At CamelBak, net sales grew 18.5 percent thanks largely to growing international sales of its Eddy, insulated Podium and the high-flow Chute water bottles and the launch of its Relay filtered water pitcher. Gross margins declined due to lower sales of hydration vests and increased input costs in the bottle business CamelBak chose not to pass on to customers. Higher SG&A costs were attributed to the closing of an overseas office and increased advertising for new products, including the Relay, which marks CamelBak’s entry into the mass home goods channel.
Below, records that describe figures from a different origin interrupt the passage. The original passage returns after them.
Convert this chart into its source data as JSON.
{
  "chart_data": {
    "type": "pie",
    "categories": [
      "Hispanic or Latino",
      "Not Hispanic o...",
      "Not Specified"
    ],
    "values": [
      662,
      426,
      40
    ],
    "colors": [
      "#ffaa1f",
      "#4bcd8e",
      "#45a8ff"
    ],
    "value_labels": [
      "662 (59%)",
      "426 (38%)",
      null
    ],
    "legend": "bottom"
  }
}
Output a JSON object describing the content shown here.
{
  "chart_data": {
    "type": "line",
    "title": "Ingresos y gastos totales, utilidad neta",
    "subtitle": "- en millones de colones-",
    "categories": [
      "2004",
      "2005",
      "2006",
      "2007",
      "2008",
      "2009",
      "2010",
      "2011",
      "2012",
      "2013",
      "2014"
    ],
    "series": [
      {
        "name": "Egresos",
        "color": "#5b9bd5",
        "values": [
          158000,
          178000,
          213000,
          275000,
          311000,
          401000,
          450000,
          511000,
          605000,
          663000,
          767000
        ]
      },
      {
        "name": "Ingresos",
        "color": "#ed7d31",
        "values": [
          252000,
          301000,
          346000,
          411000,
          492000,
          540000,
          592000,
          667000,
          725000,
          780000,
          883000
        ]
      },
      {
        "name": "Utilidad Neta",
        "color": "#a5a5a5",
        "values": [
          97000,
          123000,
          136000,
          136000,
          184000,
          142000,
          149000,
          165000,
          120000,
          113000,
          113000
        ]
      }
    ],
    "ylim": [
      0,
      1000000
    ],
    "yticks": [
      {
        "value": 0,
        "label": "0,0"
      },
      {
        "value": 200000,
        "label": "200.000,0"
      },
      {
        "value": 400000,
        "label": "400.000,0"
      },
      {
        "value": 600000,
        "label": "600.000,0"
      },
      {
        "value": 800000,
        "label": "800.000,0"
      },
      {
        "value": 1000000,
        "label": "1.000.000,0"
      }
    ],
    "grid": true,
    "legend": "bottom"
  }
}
EBITDA increased 18 percent, exceeding expectations.

 

Orbit Baby G3 a hit

International sales also drove growth at Ergobaby, which makes baby carriers and accessories. International sale grew 24.7 percent to $10.6 million, while domestic sales grew 11.2 percent to $8.9 million. Sales of the company’s Orbit Baby G3, a modular travel system launched during the quarter, drove a 170 bps increase in gross margin. Although Ergobaby increased spending by $1.2 million, or 21.7 percent to promote new products and pay new staff, SG&A expenses were up only 90 bps as a percentage of net sales. EBITDA grew 23 percent, marking the seventh time the company has generated double-digit, year-over-year earnings growth in eight quarters.





 

Editor’s Note: Liberty Safe should provide a good case study of nearsourcing in 2015. CODI invested $9 million to add a production line at Liberty’s factory in Utah in 2011 in a bid to take market share in the entry-level segment of the market served by big box retailers. To a certain extent, the company was betting that retailers would be willing to pay more for just-in-time fulfillment and American gun owners would be willing to pay more for American-made product. “We believe that both the quality of our product and the domestic manufacturing of our products across all price points resonate with the core Liberty customer.”